Researchers have created a conceptual “generative thermodynamic computer” that produces images from random noise by exploiting thermal fluctuations instead of suppressing them, achieving capabilities similar to generative artificial intelligence neural networks with orders of magnitude less energy use. Above absolute zero, atoms, molecules and magnetic moments constantly jiggle in response to thermal noise, but conventional computer chips operate at energies where the cost of flipping bits dwarfs these fluctuations, effectively rendering the noise irrelevant. By contrast, thermodynamic computing treats this noise as a computational resource, aligning it with the probabilistic nature of many modern learning algorithms that already inject noise during neural network training.
The work builds on a broader shift toward probabilistic computing, in which circuits represent probabilities instead of fixed binary values, increasing efficiency for optimization problems where the goal is to extract maximal output from minimal input. Prior research at Normal Computing Corporation showed that a network of low-energy circuits, coupled through programmable connections at energies comparable to thermal noise, could be tuned so that their equilibrium fluctuations solved linear algebra problems. Coupling strengths effectively encode a question that the system’s equilibrium behavior answers, although this equilibrium-based scheme limits the types of questions that can be addressed and can be slow to settle.

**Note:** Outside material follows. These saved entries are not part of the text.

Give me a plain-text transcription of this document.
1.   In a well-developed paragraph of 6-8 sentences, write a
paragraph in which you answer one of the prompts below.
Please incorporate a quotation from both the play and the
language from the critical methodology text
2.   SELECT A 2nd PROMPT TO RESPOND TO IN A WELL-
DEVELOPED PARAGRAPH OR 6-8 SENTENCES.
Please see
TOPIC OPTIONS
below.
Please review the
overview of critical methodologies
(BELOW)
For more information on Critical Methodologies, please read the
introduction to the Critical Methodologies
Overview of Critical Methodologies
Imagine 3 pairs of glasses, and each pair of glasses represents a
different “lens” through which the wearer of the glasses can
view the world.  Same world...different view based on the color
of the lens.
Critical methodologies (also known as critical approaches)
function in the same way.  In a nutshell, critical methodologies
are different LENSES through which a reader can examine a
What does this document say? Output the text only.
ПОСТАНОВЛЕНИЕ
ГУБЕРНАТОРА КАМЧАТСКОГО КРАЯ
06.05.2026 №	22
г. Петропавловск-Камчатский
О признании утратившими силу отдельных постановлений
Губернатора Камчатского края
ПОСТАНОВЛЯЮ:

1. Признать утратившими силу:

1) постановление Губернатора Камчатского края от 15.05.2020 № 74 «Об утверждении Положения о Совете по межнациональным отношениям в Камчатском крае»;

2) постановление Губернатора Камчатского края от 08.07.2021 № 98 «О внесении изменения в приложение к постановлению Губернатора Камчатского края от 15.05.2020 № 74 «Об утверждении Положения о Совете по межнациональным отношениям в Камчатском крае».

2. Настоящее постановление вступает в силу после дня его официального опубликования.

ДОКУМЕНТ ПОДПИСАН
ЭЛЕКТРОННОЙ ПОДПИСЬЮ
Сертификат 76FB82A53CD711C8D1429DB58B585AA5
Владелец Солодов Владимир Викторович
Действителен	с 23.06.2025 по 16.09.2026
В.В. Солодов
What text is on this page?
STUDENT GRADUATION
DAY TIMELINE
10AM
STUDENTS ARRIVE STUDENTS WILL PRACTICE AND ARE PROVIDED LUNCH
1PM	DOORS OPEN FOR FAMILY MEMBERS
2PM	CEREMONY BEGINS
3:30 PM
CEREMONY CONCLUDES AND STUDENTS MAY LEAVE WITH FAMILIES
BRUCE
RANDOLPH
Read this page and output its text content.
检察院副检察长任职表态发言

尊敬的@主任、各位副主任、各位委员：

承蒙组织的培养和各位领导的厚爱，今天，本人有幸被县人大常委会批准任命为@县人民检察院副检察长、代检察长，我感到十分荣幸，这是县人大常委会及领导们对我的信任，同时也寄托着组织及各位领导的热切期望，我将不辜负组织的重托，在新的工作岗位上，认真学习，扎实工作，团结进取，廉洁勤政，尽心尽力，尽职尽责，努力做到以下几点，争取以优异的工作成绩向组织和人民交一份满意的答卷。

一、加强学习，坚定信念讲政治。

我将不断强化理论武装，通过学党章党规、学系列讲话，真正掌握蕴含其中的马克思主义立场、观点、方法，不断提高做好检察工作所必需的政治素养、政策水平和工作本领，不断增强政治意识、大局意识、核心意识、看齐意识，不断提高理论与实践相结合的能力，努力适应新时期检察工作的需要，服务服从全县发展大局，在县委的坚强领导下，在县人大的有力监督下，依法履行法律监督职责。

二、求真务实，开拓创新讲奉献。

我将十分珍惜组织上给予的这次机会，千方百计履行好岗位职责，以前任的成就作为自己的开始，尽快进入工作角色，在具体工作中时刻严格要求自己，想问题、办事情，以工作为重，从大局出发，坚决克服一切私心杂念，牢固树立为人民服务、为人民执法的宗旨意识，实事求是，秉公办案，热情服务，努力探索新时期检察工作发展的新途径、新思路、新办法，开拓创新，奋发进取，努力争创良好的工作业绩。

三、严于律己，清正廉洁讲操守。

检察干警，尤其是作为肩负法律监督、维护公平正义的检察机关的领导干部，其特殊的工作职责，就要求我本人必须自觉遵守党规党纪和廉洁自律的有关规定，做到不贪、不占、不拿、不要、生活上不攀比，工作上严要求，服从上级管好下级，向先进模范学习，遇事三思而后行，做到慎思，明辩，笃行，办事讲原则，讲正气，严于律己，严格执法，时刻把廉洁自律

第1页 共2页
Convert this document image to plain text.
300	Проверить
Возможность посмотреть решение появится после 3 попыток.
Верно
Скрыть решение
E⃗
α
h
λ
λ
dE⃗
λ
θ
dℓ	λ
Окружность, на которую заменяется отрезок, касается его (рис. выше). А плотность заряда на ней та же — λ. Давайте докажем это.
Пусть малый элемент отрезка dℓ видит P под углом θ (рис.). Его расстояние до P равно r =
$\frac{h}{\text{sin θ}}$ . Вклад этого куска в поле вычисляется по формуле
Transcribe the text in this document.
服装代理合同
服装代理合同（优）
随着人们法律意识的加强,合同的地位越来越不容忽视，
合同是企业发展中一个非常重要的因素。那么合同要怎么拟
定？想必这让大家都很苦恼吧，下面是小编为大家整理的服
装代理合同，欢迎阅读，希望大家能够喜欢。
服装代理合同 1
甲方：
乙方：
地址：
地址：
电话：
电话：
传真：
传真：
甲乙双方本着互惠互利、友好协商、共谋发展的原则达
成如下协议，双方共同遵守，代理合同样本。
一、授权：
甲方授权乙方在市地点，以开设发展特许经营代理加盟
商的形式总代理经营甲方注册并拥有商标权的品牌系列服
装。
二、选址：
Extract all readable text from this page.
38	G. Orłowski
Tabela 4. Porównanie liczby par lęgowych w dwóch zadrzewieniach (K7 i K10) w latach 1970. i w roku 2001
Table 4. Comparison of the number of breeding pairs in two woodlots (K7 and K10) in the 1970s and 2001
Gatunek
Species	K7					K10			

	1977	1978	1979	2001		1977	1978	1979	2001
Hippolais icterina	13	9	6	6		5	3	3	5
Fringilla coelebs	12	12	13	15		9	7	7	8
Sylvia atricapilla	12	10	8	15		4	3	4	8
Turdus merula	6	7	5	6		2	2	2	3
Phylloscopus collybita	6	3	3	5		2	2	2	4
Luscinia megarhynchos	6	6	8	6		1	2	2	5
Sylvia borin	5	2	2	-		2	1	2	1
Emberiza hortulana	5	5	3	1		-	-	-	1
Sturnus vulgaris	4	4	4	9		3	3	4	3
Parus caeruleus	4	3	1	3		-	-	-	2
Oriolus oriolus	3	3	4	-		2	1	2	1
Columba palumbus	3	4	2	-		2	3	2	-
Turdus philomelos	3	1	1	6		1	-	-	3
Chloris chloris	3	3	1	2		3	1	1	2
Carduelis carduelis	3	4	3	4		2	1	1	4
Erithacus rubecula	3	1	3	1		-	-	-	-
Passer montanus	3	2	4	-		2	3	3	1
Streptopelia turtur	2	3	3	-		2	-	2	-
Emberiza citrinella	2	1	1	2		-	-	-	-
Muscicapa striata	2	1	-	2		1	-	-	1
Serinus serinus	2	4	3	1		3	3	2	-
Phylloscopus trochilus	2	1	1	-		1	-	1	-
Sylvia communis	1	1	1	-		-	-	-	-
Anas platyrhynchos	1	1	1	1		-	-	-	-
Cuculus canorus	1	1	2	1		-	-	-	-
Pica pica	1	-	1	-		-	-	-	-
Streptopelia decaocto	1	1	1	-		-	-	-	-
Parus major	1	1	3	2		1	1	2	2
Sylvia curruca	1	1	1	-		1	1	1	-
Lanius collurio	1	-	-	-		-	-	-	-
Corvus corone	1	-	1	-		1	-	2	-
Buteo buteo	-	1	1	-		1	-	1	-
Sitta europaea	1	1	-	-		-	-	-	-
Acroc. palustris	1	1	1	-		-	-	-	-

Seeking more flexible behavior, Stephen Whitelam at Lawrence Berkeley National Laboratory explored driving such systems out of equilibrium, drawing inspiration from diffusion models developed in the mid-2010s. Those models take an image, add noise until it disappears, then train a neural network to reverse the process and reconstruct or generate images from pure noise. Using the Langevin equation from 1908, which describes how systems evolve under strong noise, Whitelam calculated the probabilities of each pixel flipping as an image is corrupted and then derived coupling strengths that reverse the process step by step. Numerical simulations on a tiny training set containing the numerals “0,” “1” and “2” showed that the thermodynamic scheme could retrieve learned digits from noise and even generate new variants not present in the original dataset.
Industry observers see the approach as an important addition to the growing family of probabilistic computing paradigms addressing the rising energy demands of conventional artificial intelligence. Ramy Shelbaya, CEO of Quantum Dice, which develops quantum-based probabilistic hardware, highlighted both the potential energy savings and the way physics-based models can make learning processes more transparent than traditional “black-box” systems. Although generating three digits from noise is modest compared with state-of-the-art generative artificial intelligence, thermodynamic computing as a concept is only a few years old, and Whitelam is now focused on whether such hardware could be scaled up in a similar fashion to the rapid historical growth of machine learning.